In his dissertation "George Wythe, the Colonial Briton," W. Edwin Hemphill describes this document as "[t]he most ambiguous document found in a quest for Wythe materials... written in an unidentified hand and signed with what appears to be a bona fide Wythe autograph."[2] He further explains, "Since it is not known that Wythe had any connection with this county on Virginia's northern border, and since few authentic Wythe signatures include his Christian name in full, a belief that the owner of this manuscript is the innocent victim of a crude and naïve forgery seems to be tenable. It is just possible, however, that this summons furnishes a reliable and sole clue to a lost episode in Wythe's career." The handwriting is similar to other Wythe documents from the period, but without further evidence of Wythe for or cooperating with Loudoun County, it is difficult to know if the order genuinely came from Wythe. Hemphill notes "The only genuine Wythe autograph recalled by the writer to have been signed "George Wythe" (instead of the usual "G. Wythe") is that on the Declaration of Independence, which would be a counterfeiter's most available source."[3]

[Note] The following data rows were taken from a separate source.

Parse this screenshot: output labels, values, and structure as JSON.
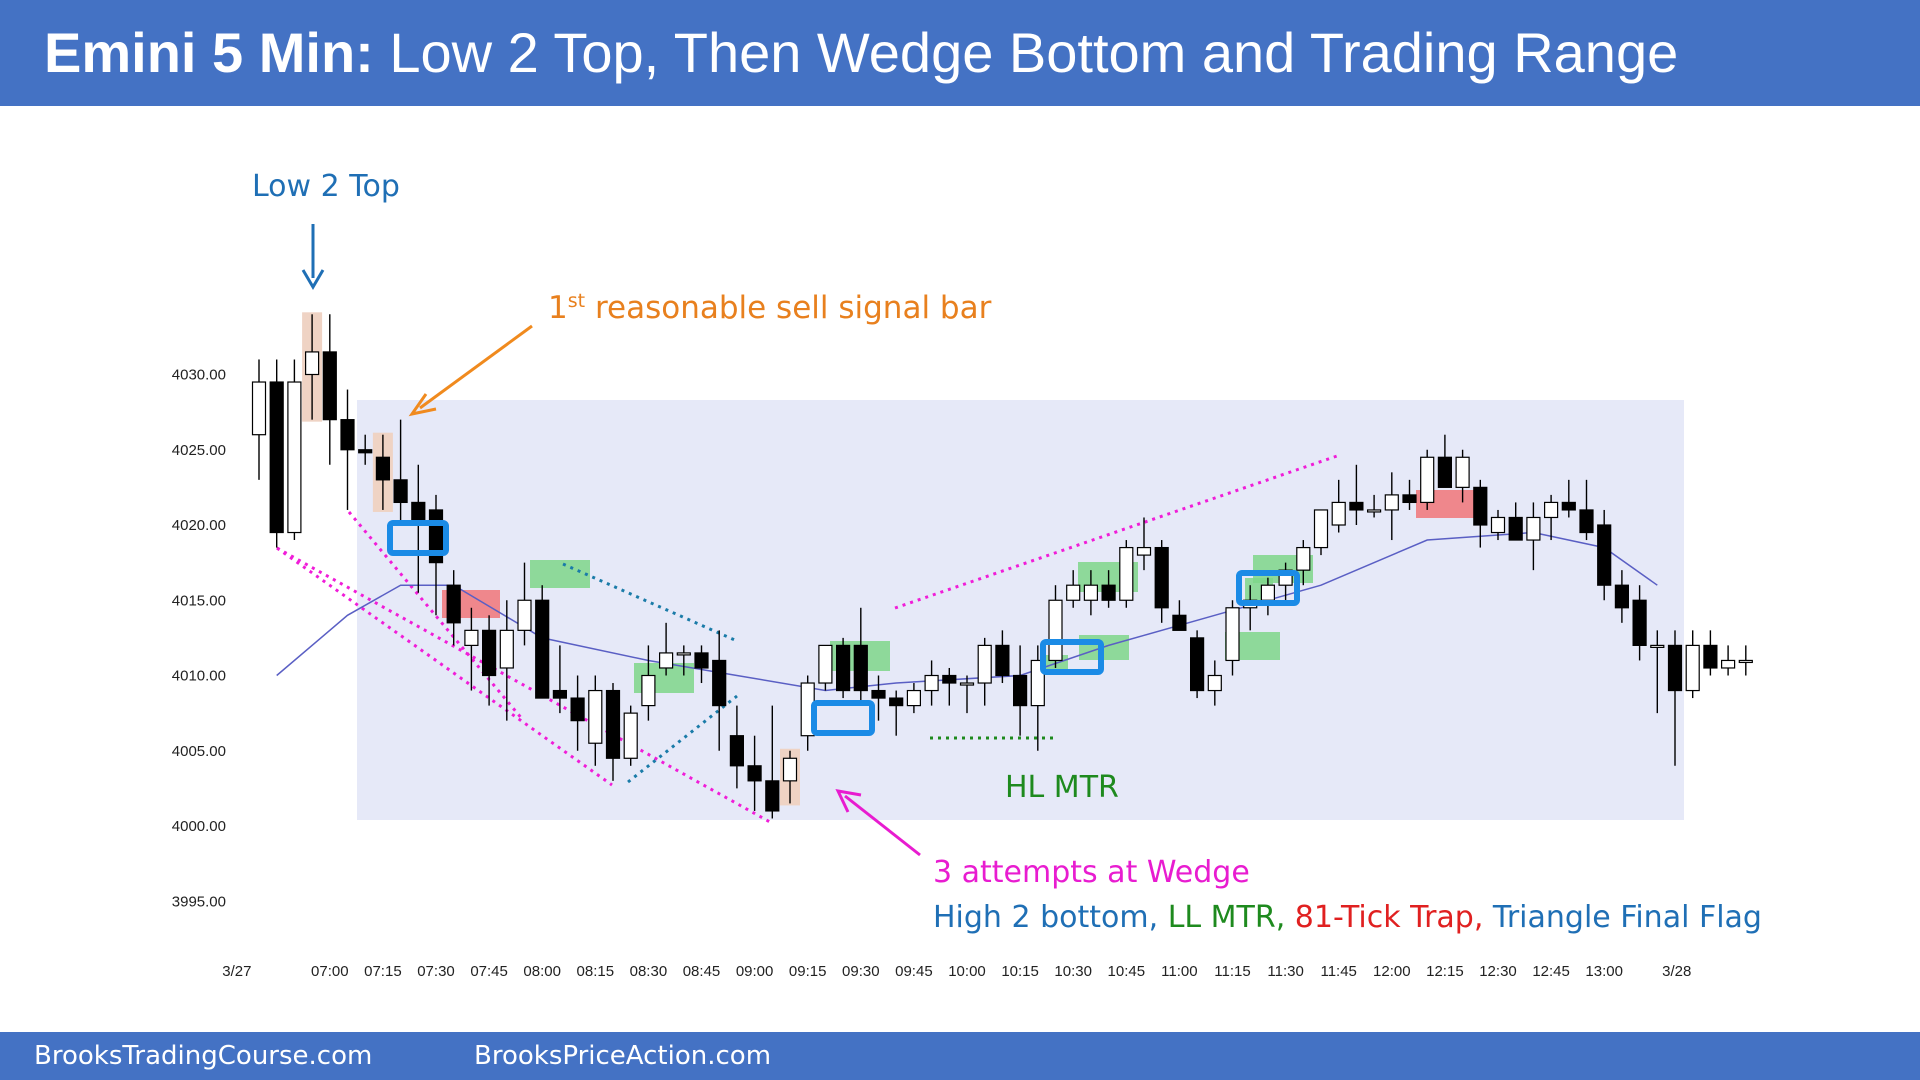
{
  "header": {
    "title_bold": "Emini 5 Min:",
    "title_rest": "Low 2 Top, Then Wedge Bottom and Trading Range"
  },
  "footer": {
    "link_1": "BrooksTradingCourse.com",
    "link_2": "BrooksPriceAction.com"
  },
  "colors": {
    "header_bg": "#4472C4",
    "range_box": "#E6E9F8",
    "ema": "#5A5FC4",
    "bull_signal": "#7ED68A",
    "bear_signal": "#F07C80",
    "signal_bar_tint": "#EFD3C4",
    "entry_box": "#1B8BE6",
    "wedge_line": "#F01DD8",
    "triangle_line": "#1A7BA8",
    "hl_line": "#1E8A1E",
    "annotation_blue": "#1F6FB5",
    "annotation_orange": "#E8801E",
    "annotation_green": "#1E8A1E",
    "annotation_magenta": "#E81CD0",
    "annotation_red": "#E02020"
  },
  "chart_data": {
    "type": "candlestick",
    "title": "Emini 5 Min",
    "ylim": [
      3993,
      4034
    ],
    "y_ticks": [
      "4030.00",
      "4025.00",
      "4020.00",
      "4015.00",
      "4010.00",
      "4005.00",
      "4000.00",
      "3995.00"
    ],
    "y_tick_values": [
      4030,
      4025,
      4020,
      4015,
      4010,
      4005,
      4000,
      3995
    ],
    "x_ticks": [
      "3/27",
      "07:00",
      "07:15",
      "07:30",
      "07:45",
      "08:00",
      "08:15",
      "08:30",
      "08:45",
      "09:00",
      "09:15",
      "09:30",
      "09:45",
      "10:00",
      "10:15",
      "10:30",
      "10:45",
      "11:00",
      "11:15",
      "11:30",
      "11:45",
      "12:00",
      "12:15",
      "12:30",
      "12:45",
      "13:00",
      "3/28"
    ],
    "x_tick_bars": [
      -1.25,
      4,
      7,
      10,
      13,
      16,
      19,
      22,
      25,
      28,
      31,
      34,
      37,
      40,
      43,
      46,
      49,
      52,
      55,
      58,
      61,
      64,
      67,
      70,
      73,
      76,
      80.1
    ],
    "bars": [
      {
        "o": 4026,
        "h": 4031,
        "l": 4023,
        "c": 4029.5
      },
      {
        "o": 4029.5,
        "h": 4031,
        "l": 4018.5,
        "c": 4019.5
      },
      {
        "o": 4019.5,
        "h": 4031,
        "l": 4019,
        "c": 4029.5
      },
      {
        "o": 4030,
        "h": 4034,
        "l": 4027,
        "c": 4031.5
      },
      {
        "o": 4031.5,
        "h": 4034,
        "l": 4024,
        "c": 4027
      },
      {
        "o": 4027,
        "h": 4029,
        "l": 4021,
        "c": 4025
      },
      {
        "o": 4025,
        "h": 4026,
        "l": 4024,
        "c": 4024.8
      },
      {
        "o": 4024.5,
        "h": 4026,
        "l": 4021,
        "c": 4023
      },
      {
        "o": 4023,
        "h": 4027,
        "l": 4020,
        "c": 4021.5
      },
      {
        "o": 4021.5,
        "h": 4024,
        "l": 4015.5,
        "c": 4020
      },
      {
        "o": 4021,
        "h": 4022,
        "l": 4014,
        "c": 4017.5
      },
      {
        "o": 4016,
        "h": 4017,
        "l": 4012,
        "c": 4013.5
      },
      {
        "o": 4012,
        "h": 4014.5,
        "l": 4009,
        "c": 4013
      },
      {
        "o": 4013,
        "h": 4014,
        "l": 4008,
        "c": 4010
      },
      {
        "o": 4010.5,
        "h": 4015,
        "l": 4007,
        "c": 4013
      },
      {
        "o": 4013,
        "h": 4017.5,
        "l": 4012,
        "c": 4015
      },
      {
        "o": 4015,
        "h": 4016,
        "l": 4008.5,
        "c": 4008.5
      },
      {
        "o": 4009,
        "h": 4012,
        "l": 4007.5,
        "c": 4008.5
      },
      {
        "o": 4008.5,
        "h": 4010,
        "l": 4005,
        "c": 4007
      },
      {
        "o": 4005.5,
        "h": 4010,
        "l": 4004,
        "c": 4009
      },
      {
        "o": 4009,
        "h": 4009.5,
        "l": 4003,
        "c": 4004.5
      },
      {
        "o": 4004.5,
        "h": 4008,
        "l": 4004,
        "c": 4007.5
      },
      {
        "o": 4008,
        "h": 4012,
        "l": 4007,
        "c": 4010
      },
      {
        "o": 4010.5,
        "h": 4013.5,
        "l": 4010,
        "c": 4011.5
      },
      {
        "o": 4011.5,
        "h": 4012,
        "l": 4010,
        "c": 4011.5
      },
      {
        "o": 4011.5,
        "h": 4012,
        "l": 4009.5,
        "c": 4010.5
      },
      {
        "o": 4011,
        "h": 4013,
        "l": 4005,
        "c": 4008
      },
      {
        "o": 4006,
        "h": 4008,
        "l": 4002.5,
        "c": 4004
      },
      {
        "o": 4004,
        "h": 4006,
        "l": 4001,
        "c": 4003
      },
      {
        "o": 4003,
        "h": 4008,
        "l": 4000.5,
        "c": 4001
      },
      {
        "o": 4003,
        "h": 4005,
        "l": 4001.5,
        "c": 4004.5
      },
      {
        "o": 4006,
        "h": 4010,
        "l": 4005,
        "c": 4009.5
      },
      {
        "o": 4009.5,
        "h": 4012,
        "l": 4009,
        "c": 4012
      },
      {
        "o": 4012,
        "h": 4012.5,
        "l": 4008.5,
        "c": 4009
      },
      {
        "o": 4012,
        "h": 4014.5,
        "l": 4008,
        "c": 4009
      },
      {
        "o": 4009,
        "h": 4010,
        "l": 4007,
        "c": 4008.5
      },
      {
        "o": 4008.5,
        "h": 4009,
        "l": 4006,
        "c": 4008
      },
      {
        "o": 4008,
        "h": 4009.5,
        "l": 4007.5,
        "c": 4009
      },
      {
        "o": 4009,
        "h": 4011,
        "l": 4008,
        "c": 4010
      },
      {
        "o": 4010,
        "h": 4010.5,
        "l": 4008,
        "c": 4009.5
      },
      {
        "o": 4009.5,
        "h": 4010,
        "l": 4007.5,
        "c": 4009.5
      },
      {
        "o": 4009.5,
        "h": 4012.5,
        "l": 4008,
        "c": 4012
      },
      {
        "o": 4012,
        "h": 4013,
        "l": 4009.5,
        "c": 4010
      },
      {
        "o": 4010,
        "h": 4012,
        "l": 4006,
        "c": 4008
      },
      {
        "o": 4008,
        "h": 4012,
        "l": 4005,
        "c": 4011
      },
      {
        "o": 4011,
        "h": 4016,
        "l": 4010.5,
        "c": 4015
      },
      {
        "o": 4015,
        "h": 4017,
        "l": 4014.5,
        "c": 4016
      },
      {
        "o": 4015,
        "h": 4017,
        "l": 4014,
        "c": 4016
      },
      {
        "o": 4016,
        "h": 4017,
        "l": 4014.5,
        "c": 4015
      },
      {
        "o": 4015,
        "h": 4019,
        "l": 4014.5,
        "c": 4018.5
      },
      {
        "o": 4018,
        "h": 4020.5,
        "l": 4017,
        "c": 4018.5
      },
      {
        "o": 4018.5,
        "h": 4019,
        "l": 4013.5,
        "c": 4014.5
      },
      {
        "o": 4014,
        "h": 4015,
        "l": 4013,
        "c": 4013
      },
      {
        "o": 4012.5,
        "h": 4013,
        "l": 4008.5,
        "c": 4009
      },
      {
        "o": 4009,
        "h": 4011,
        "l": 4008,
        "c": 4010
      },
      {
        "o": 4011,
        "h": 4015,
        "l": 4010,
        "c": 4014.5
      },
      {
        "o": 4014.5,
        "h": 4016,
        "l": 4013,
        "c": 4015
      },
      {
        "o": 4015,
        "h": 4016.5,
        "l": 4014,
        "c": 4016
      },
      {
        "o": 4016,
        "h": 4017.5,
        "l": 4015,
        "c": 4017
      },
      {
        "o": 4017,
        "h": 4019,
        "l": 4016,
        "c": 4018.5
      },
      {
        "o": 4018.5,
        "h": 4021,
        "l": 4018,
        "c": 4021
      },
      {
        "o": 4020,
        "h": 4023,
        "l": 4019.5,
        "c": 4021.5
      },
      {
        "o": 4021.5,
        "h": 4024,
        "l": 4020,
        "c": 4021
      },
      {
        "o": 4021,
        "h": 4022,
        "l": 4020.5,
        "c": 4021
      },
      {
        "o": 4021,
        "h": 4023.5,
        "l": 4019,
        "c": 4022
      },
      {
        "o": 4022,
        "h": 4023,
        "l": 4021,
        "c": 4021.5
      },
      {
        "o": 4021.5,
        "h": 4025,
        "l": 4021,
        "c": 4024.5
      },
      {
        "o": 4024.5,
        "h": 4026,
        "l": 4022.5,
        "c": 4022.5
      },
      {
        "o": 4022.5,
        "h": 4025,
        "l": 4021.5,
        "c": 4024.5
      },
      {
        "o": 4022.5,
        "h": 4023,
        "l": 4018.5,
        "c": 4020
      },
      {
        "o": 4019.5,
        "h": 4021,
        "l": 4019,
        "c": 4020.5
      },
      {
        "o": 4020.5,
        "h": 4021.5,
        "l": 4019,
        "c": 4019
      },
      {
        "o": 4019,
        "h": 4021.5,
        "l": 4017,
        "c": 4020.5
      },
      {
        "o": 4020.5,
        "h": 4022,
        "l": 4019,
        "c": 4021.5
      },
      {
        "o": 4021.5,
        "h": 4023,
        "l": 4020.5,
        "c": 4021
      },
      {
        "o": 4021,
        "h": 4023,
        "l": 4019,
        "c": 4019.5
      },
      {
        "o": 4020,
        "h": 4021,
        "l": 4015,
        "c": 4016
      },
      {
        "o": 4016,
        "h": 4017,
        "l": 4013.5,
        "c": 4014.5
      },
      {
        "o": 4015,
        "h": 4016,
        "l": 4011,
        "c": 4012
      },
      {
        "o": 4012,
        "h": 4013,
        "l": 4007.5,
        "c": 4012
      },
      {
        "o": 4012,
        "h": 4013,
        "l": 4004,
        "c": 4009
      },
      {
        "o": 4009,
        "h": 4013,
        "l": 4008.5,
        "c": 4012
      },
      {
        "o": 4012,
        "h": 4013,
        "l": 4010,
        "c": 4010.5
      },
      {
        "o": 4010.5,
        "h": 4012,
        "l": 4010,
        "c": 4011
      },
      {
        "o": 4011,
        "h": 4012,
        "l": 4010,
        "c": 4011
      }
    ],
    "ema": [
      [
        1,
        4010
      ],
      [
        5,
        4014
      ],
      [
        8,
        4016
      ],
      [
        11,
        4016
      ],
      [
        16,
        4012.5
      ],
      [
        22,
        4011
      ],
      [
        27,
        4010
      ],
      [
        32,
        4009
      ],
      [
        36,
        4009.5
      ],
      [
        43,
        4010
      ],
      [
        48,
        4012
      ],
      [
        54,
        4014
      ],
      [
        60,
        4016
      ],
      [
        66,
        4019
      ],
      [
        72,
        4019.5
      ],
      [
        76,
        4018.5
      ],
      [
        79,
        4016
      ]
    ],
    "annotations": {
      "low2_top": "Low 2 Top",
      "first_reasonable": "1",
      "first_reasonable_sup": "st",
      "first_reasonable_rest": " reasonable sell signal bar",
      "hl_mtr": "HL MTR",
      "three_attempts": "3 attempts at Wedge",
      "line2_part1": "High 2 bottom, ",
      "line2_part2": "LL MTR, ",
      "line2_part3": "81-Tick Trap, ",
      "line2_part4": "Triangle Final Flag"
    }
  }
}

Document text, 10 September 1761

Page 1

Detail of Wythe's signature on the order. In "Rosenbach, A. S. W. (Abraham Simon Wolf), 1876-1952, collector. Signers of the Declaration of Independence," the Rosenbach Museum & Library.

Loudoun [?]

Whereas I am inform'd, that John Davis did this day suffer and permit, unlawfull gaming in his house (being an ordinary) contrary to the Acct of Assembly in that case made and provided — These are therefore in his Majestie's Name to require you to summon the said John Davis immediately to appear before me or some other Justice for the said County to answer the Premisses Given under my hand this 10th day of September 1761 —

George Wythe


To

The Sheriff of Loudoun
County

Summon, James Vessell
John Minor, Ezekial Hickman,
Martin Armstrong
David Davis



References

  1. Order, 1761 Sept. 10, to the sheriff of Loudoun County, Va. "Rosenbach, A. S. W. (Abraham Simon Wolf), 1876-1952, collector. Signers of the Declaration of Independence," the Rosenbach Museum & Library.
  2. W. Edwin Hemphill, "George Wythe, the Colonial Briton," (PhD diss., University of Virginia, 1937), 103.
  3. Hemphill, "George Wythe, the Colonial Briton," 103-104.